Across the country, some people are reporting new utility meters are making them feel ill because of the radiofrequency radiation they emit when transmitting usage data. Headaches, tinnitus (ringing in the ears) and vertigo are frequent symptoms.
Skeptics cite studies that show no ill health effects, and point out that the vast majority of consumers suffer no symptoms and challenge anyone who believes these devices pose a threat to also refrain from using wireless Internet, microwave ovens and cell phones. Responses to those points vary, but it generally boils down to a question of choice—people can control their exposure to devices, but not to a mandatory piece of equipment attached to their home by a municipality or utility.
In Saugerties, the planned installation of 1,800 new water meters in the Glasco Water District became controversial after several residents began warning their neighbors the new meters were unsafe. Though nobody reported a negative experience with the new water meters, several said new electric meters made them feel ill and believe water meters pose similar risks because they also transmit data remotely, though not as often.
County Legislator Bob Aiello says he doesn’t have a new “smart” electrical meter, but his neighbor, Doreen Peone, does. After hearing concerns about the new water meters from constituents, he inspected Peone’s electrical meter together with his wife Christine. “I got a funny sensation in my chest, a funny pressure,” he said. “I kinda stepped back and it went away. I’m kind of a hypochondriac about things like this, but I felt something.”
Peone said the new meter has caused ringing in her ears. “I am feeling ill health effects that I believe are related to the installation of the meters,” she said.
Peone says her doctor has been receptive to information she provided him about smart meter-related health problems, though he did not attribute her health problems to electromagnetic radiation.

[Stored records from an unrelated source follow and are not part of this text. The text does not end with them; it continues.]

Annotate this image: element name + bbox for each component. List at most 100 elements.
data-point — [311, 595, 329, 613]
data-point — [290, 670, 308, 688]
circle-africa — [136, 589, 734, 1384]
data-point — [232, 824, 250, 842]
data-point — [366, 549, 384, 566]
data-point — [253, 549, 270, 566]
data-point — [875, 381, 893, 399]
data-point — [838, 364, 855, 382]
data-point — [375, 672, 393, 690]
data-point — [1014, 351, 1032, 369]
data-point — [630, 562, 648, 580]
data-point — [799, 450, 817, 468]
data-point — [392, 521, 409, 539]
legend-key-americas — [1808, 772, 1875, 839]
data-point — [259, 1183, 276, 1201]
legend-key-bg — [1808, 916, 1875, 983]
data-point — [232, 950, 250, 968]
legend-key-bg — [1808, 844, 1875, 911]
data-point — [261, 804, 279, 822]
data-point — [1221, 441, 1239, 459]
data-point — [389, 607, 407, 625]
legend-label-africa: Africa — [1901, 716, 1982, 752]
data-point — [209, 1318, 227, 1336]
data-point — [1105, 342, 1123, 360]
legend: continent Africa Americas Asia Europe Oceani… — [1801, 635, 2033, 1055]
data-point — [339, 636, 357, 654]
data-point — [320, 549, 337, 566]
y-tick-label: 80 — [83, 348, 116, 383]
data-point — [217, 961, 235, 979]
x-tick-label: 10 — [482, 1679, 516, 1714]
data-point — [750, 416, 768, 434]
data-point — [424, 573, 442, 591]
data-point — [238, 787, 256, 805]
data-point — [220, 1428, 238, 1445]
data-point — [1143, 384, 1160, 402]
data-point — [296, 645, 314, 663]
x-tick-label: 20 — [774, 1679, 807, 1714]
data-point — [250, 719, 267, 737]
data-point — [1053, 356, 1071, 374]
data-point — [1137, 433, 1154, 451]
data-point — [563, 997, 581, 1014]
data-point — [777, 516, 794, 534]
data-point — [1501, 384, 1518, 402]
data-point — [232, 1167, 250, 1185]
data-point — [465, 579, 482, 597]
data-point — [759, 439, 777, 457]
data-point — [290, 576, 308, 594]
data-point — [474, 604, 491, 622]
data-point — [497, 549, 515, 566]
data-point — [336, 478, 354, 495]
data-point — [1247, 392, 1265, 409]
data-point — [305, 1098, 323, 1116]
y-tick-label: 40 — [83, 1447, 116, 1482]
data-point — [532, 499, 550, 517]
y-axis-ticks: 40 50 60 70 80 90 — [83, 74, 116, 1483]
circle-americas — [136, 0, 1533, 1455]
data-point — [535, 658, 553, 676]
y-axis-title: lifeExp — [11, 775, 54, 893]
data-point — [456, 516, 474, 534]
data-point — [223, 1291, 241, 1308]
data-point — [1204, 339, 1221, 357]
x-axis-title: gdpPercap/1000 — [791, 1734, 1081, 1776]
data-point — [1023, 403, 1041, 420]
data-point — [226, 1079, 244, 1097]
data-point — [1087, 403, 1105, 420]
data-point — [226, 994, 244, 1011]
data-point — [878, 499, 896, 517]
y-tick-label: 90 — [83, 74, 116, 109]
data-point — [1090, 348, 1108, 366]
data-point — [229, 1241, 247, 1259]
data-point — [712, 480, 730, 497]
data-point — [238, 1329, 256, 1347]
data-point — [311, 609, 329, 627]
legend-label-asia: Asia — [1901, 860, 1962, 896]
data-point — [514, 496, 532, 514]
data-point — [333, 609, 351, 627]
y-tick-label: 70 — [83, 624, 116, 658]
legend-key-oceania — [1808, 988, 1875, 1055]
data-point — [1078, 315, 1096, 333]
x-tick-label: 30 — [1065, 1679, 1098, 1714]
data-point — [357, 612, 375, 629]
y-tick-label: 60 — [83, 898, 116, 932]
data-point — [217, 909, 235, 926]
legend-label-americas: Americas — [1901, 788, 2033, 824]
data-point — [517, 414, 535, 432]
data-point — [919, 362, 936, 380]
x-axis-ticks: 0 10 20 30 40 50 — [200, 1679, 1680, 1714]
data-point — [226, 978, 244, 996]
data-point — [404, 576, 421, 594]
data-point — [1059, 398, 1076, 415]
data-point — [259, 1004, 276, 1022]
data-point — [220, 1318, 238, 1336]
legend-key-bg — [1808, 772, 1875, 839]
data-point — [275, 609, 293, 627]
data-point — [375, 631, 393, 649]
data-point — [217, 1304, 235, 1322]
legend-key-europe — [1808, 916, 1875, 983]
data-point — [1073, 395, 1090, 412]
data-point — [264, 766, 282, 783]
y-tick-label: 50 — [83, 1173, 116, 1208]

Several Woodstock residents helped install a makeshift aluminum foil Faraday cage around Peone’s electric meter two weeks ago to mitigate the effects of the radiation.
Peone believes others are suffering meter-related illness but may not even realize it and that the new water meters will compound these problems.
Fellow Barclay Heights residents, Donna Greco and husband Paul Jameson, also complain of health effects from their electrical meter.
“When I am away from the house I feel better,” said Jameson.
Greco agrees: “We sleep better. I think [the meter] disturbs our sleep.”
According to Greco, the couple’s doctor has not found a cause for their ailments.
Greco doesn’t have any aluminum foil around her meter, though she has considered using an instrument to read the radiation from the meter. She says that several individuals from Woodstock are currently offering to read the radiation from anyone’s smart meter for a fee of $50, but she doesn’t wish to spend that much.